Monday, Jan. 26, 1931
"God Save The King!"
Loudly, as the Indian Round Table Conference adjourned in London last week, a British band blared "God Save the King!''
In His Majesty's name, Prime Minister James Ramsay MacDonald had just said to the departing Indian delegates in effect this:
Go home and prepare for another conference in India. This will draft the new Indian constitution which we have only sketched in outline here.
Go home and continue your partially successful efforts to iron out the disagreement between your Mohammedan minority of 70,000,000 and your Hindu majority of 218,000,000 as to their proportional representation in the Indian parliament that is to be.
Go home and tempt Mahatma Gandhi, who wants "independence" now, with the promise that if his Nationalist party will cooperate the British Government will grant to India "Reserved Dominion Status" in the immediate future, and full Dominion Status in the distant future.
Go home, finally, with the knowledge that you and we agree unanimously on two points: 1) India must be organized for the first time as a federation of all her components; 2) the Province of Burma must be split off from India and separately governed under the Crown.
All this Scot MacDonald said in a very long, very cautious speech of optimistic tone. Keynote: "There will be reserved to the Governor General [representing the Crown in the new Indian Federation] only that minimum of special powers which is required to secure in exceptional circumstances the preservation of tranquillity and guarantee the maintenance of rights provided by statute for public services and the minorities."

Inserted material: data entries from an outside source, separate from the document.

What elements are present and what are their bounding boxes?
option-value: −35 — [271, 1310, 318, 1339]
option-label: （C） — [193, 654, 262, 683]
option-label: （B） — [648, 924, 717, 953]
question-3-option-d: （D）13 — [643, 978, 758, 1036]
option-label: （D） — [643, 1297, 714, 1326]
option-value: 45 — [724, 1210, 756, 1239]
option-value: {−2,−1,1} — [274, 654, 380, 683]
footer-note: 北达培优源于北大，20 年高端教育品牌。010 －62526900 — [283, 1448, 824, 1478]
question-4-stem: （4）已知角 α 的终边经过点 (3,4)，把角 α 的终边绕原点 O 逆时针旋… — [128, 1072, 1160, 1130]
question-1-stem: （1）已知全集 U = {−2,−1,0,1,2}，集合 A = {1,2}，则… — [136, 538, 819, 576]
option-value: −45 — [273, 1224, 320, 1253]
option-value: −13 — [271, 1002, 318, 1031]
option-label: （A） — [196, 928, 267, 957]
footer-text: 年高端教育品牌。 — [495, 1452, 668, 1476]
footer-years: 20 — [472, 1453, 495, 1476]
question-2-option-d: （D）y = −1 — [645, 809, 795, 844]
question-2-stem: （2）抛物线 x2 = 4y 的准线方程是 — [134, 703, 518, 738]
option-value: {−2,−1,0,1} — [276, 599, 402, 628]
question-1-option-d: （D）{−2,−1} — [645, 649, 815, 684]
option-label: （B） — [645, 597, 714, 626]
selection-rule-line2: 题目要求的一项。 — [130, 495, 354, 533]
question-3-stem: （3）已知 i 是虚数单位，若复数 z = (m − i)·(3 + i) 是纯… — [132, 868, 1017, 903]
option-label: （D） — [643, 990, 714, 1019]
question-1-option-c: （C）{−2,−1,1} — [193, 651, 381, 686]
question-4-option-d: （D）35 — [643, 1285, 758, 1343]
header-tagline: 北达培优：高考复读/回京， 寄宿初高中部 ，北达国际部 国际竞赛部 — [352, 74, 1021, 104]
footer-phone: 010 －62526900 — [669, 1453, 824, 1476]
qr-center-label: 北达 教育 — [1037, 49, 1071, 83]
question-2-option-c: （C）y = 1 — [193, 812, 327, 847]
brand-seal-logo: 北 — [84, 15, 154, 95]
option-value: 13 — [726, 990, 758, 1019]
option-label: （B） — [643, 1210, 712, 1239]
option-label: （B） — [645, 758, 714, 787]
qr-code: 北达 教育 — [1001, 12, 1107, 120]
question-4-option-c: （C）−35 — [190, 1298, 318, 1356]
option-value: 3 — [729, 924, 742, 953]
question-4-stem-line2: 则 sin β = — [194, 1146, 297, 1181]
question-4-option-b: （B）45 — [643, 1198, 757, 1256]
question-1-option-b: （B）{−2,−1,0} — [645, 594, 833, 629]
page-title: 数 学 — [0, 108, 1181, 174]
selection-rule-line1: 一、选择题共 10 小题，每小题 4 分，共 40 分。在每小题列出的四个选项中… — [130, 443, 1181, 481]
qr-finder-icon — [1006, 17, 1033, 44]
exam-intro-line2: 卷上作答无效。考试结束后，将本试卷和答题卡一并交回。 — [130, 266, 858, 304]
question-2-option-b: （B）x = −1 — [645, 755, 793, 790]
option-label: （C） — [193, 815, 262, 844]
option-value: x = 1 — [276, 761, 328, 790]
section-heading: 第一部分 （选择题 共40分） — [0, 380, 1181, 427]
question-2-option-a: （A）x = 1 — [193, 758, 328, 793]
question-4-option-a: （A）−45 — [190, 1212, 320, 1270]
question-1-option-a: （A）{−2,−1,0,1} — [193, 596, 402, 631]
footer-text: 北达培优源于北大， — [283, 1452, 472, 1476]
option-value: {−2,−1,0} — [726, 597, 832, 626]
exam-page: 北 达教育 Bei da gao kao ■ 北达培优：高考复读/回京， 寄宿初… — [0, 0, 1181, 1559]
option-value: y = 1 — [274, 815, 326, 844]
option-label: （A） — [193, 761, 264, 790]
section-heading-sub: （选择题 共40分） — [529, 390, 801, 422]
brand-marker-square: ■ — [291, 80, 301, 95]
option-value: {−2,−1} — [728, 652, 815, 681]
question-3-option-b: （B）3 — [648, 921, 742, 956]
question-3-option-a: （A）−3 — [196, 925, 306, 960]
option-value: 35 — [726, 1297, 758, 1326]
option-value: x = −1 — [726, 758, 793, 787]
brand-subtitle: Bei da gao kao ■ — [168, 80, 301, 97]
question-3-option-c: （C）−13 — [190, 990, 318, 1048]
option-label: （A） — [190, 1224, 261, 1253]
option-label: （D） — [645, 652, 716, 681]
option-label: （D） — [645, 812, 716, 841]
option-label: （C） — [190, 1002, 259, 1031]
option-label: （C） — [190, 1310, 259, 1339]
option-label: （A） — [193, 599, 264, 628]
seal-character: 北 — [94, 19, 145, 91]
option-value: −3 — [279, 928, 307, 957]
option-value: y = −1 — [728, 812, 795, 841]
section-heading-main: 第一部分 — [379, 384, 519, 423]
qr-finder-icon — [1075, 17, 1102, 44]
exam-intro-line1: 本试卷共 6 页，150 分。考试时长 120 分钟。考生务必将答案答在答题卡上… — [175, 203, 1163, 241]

This minimum, so modestly mentioned, will in fact: leave under British control the Indian Federation's armed forces, foreign policy, state finances. Even so Great Britain yielded at the Round Table Conference more than anyone expected she would. At the last moment, just before the conference rose, Lord Peel, speaking for the British Conservative Party, joined Lord Reading (for the Liberals) and Laborite MacDonald in pledging his party's support to the concessions offered India "if satisfactory safeguards are obtained."
Most U. S. newspaper correspondents stamped the conference a "successful failure."